Become a MacRumors Supporter for $50/year with no ads, ability to filter front page stories, and private forums.

leman

macrumors Core
Original poster
Oct 14, 2008
19,521
19,677
Why is M1 Ultra consider UMA and not NUMA?

Good question. I suppose that if you are pedantic enough you might characterize it as NUMA, but in practice it probably won’t behave like a NUMA system. The interconnect should fast enough. There is of course the question of memory topology, hopefully someone will investigate this in detail.
 

cmaier

Suspended
Jul 25, 2007
25,405
33,474
California
Good question. I suppose that if you are pedantic enough you might characterize it as NUMA, but in practice it probably won’t behave like a NUMA system. The interconnect should fast enough. There is of course the question of memory topology, hopefully someone will investigate this in detail.

I don’t think anyone considers it UMA. Not sure I’ve even heard apple say it’s UMA. They say it’s unified memory architecture, which happens to have the same acronym.
 
  • Like
Reactions: Tagbert

leman

macrumors Core
Original poster
Oct 14, 2008
19,521
19,677
I don’t think anyone considers it UMA. Not sure I’ve even heard apple say it’s UMA. They say it’s unified memory architecture, which happens to have the same acronym.

Fair enough. I guess I was just trying to comment on the second part of the question. Is it a NUMA architecture in the broad sense? That would depend on how things are connected I guess. I wouldn’t be surprised is the RAM access latency on the Ultra will be identical no matter where the RAM is located (I do expect it to be slightly higher than for the Max).
 
  • Like
Reactions: diamond.g

cmaier

Suspended
Jul 25, 2007
25,405
33,474
California
Fair enough. I guess I was just trying to comment on the second part of the question. Is it a NUMA architecture in the broad sense? That would depend on how things are connected I guess. I wouldn’t be surprised is the RAM access latency on the Ultra will be identical no matter where the RAM is located (I do expect it to be slightly higher than for the Max).

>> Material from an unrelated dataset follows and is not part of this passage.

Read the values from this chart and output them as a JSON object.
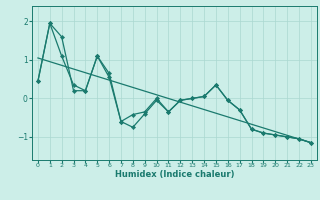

I think the latency has to be higher when accessing RAM connected to the other chip. It’s gotta pass through the crossbar, which has to be latched on both sides, so it’s going to take at least a couple cycles longer.

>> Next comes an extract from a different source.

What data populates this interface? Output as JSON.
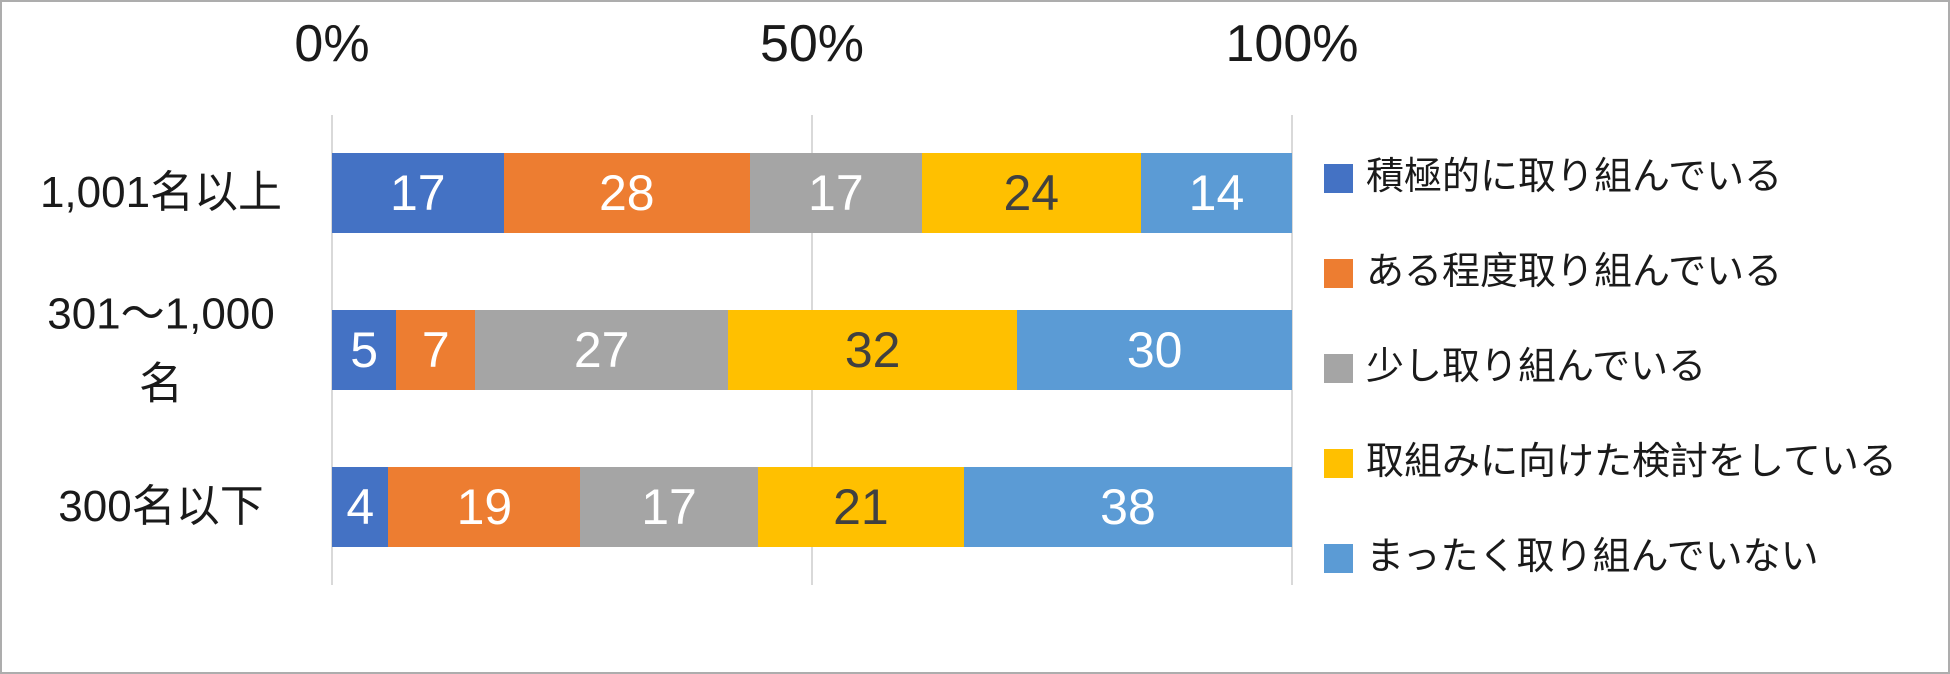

Pretty sure the way it will work is chip A passes the address through the crossbar to chip B (adding at least a cycle or 2), chip B fetches the data, then chip B passes the data through the crossbar to chip A (adding at least a couple of cycles).

Due to clock skew, you may have another cycle wasted in each direction. And, of course, chip B may be busy fetching its own data (though each chip seems to have ample bandwidth to its own memory), which can also cause an indeterminate delay.

We don‘t know, though, how the cache is managed, Etc.
 

diamond.g

macrumors G4
Mar 20, 2007
11,438
2,665
OBX
I think the latency has to be higher when accessing RAM connected to the other chip. It’s gotta pass through the crossbar, which has to be latched on both sides, so it’s going to take at least a couple cycles longer.

Pretty sure the way it will work is chip A passes the address through the crossbar to chip B (adding at least a cycle or 2), chip B fetches the data, then chip B passes the data through the crossbar to chip A (adding at least a couple of cycles).

Due to clock skew, you may have another cycle wasted in each direction. And, of course, chip B may be busy fetching its own data (though each chip seems to have ample bandwidth to its own memory), which can also cause an indeterminate delay.

We don‘t know, though, how the cache is managed, Etc.
Could this also be why the GPU side isn’t reaching full 2x potential? Having to reach across to the memory controller on another die must raise latency, I guess the question is how much that could be hidden and if the GPU cache is large enough to do so.
 

cmaier

Suspended
Jul 25, 2007
25,405
33,474
California
Could this also be why the GPU side isn’t reaching full 2x potential? Having to reach across to the memory controller on another die must raise latency, I guess the question is how much that could be hidden and if the GPU cache is large enough to do so.
I think it’s rare for any workload to scale perfectly. But I also think that for GPUs bandwidth matters a lot more than latency. That said, I’m definitely not a GPU expert. I’ve never worked on a GPU, nor have I even thought about how I’d make one, so I’m really just guessing.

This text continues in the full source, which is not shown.